Noting the high profile and longstanding legal battles that R-CALF USA pursues brings about a natural curiosity to how they fund these initiatives. In a brief review of R-CALF USA’s 990 Forms (Tax Statement for Non-Profits that are required to be available to the public) for 2014, 2015, and 2016, they denote a combined total spend for legal fees for those years of $82,340. Raising another fundamental question: is this the true total of the groups legal expenses or do they have a partner in footing these bills? 

But the real gem of the R-CALF USA disclosures is that a whopping 77% of the group’s revenue for the period of 2014-2016 was allocated to employee wages and benefits. CEO Bill Bullard’s paycheck for 2014-2016 amounted to $581,066 of salary and deferred salary payments (44% of net revenue). This is not including his pension and benefits, easily establishing him as a top 5% income earner nationally.

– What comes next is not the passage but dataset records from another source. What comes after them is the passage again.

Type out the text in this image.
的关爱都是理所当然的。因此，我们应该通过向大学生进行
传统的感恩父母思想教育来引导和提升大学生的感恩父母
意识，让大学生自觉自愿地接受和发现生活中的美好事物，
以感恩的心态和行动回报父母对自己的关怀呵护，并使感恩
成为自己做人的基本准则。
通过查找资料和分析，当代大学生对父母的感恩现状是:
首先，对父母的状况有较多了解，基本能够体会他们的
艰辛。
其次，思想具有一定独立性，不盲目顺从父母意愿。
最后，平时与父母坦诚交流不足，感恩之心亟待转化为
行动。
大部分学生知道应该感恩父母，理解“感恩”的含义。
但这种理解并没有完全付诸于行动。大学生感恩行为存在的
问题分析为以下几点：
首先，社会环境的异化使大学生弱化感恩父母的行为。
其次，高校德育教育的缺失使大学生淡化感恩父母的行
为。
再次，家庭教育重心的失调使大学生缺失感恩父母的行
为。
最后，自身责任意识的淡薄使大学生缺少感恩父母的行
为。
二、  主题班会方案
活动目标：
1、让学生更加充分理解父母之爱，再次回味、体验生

This is relevant because R-CALF USA affiliates routinely call out NCBA staff salaries. By comparison, the NCBA CEO Salary for this same time period was $641,959. No small number, but this figure represents 0.013% of NCBA revenue during those years and only 5% of the total spend for NCBA employee compensation.


Kate Miller

NCBA appears to employ 130 employees and spends only 25% of its revenue competitively on total employee compensation. Here are links to the NCBA 990’s for 2014, 2015 and 2016 for those who value comparison. 

Ultimately, the question becomes: Is the only way to “make the cattle business great” to use a political pundit to incite disenfranchisement among producers, demand the government regulate a point of view on consumer marketing preferences, align with extremist animal rights groups, and use less than 25% of total revenues on line-item initiatives?

In that case, I guess R-CALF USA is right; the rest of the beef industry has been doing it all wrong.

Miller, communications director for Stand Up Republic Arkansas, is a third-generation rancher, a tenured meat processing professional and has a development background in global trade.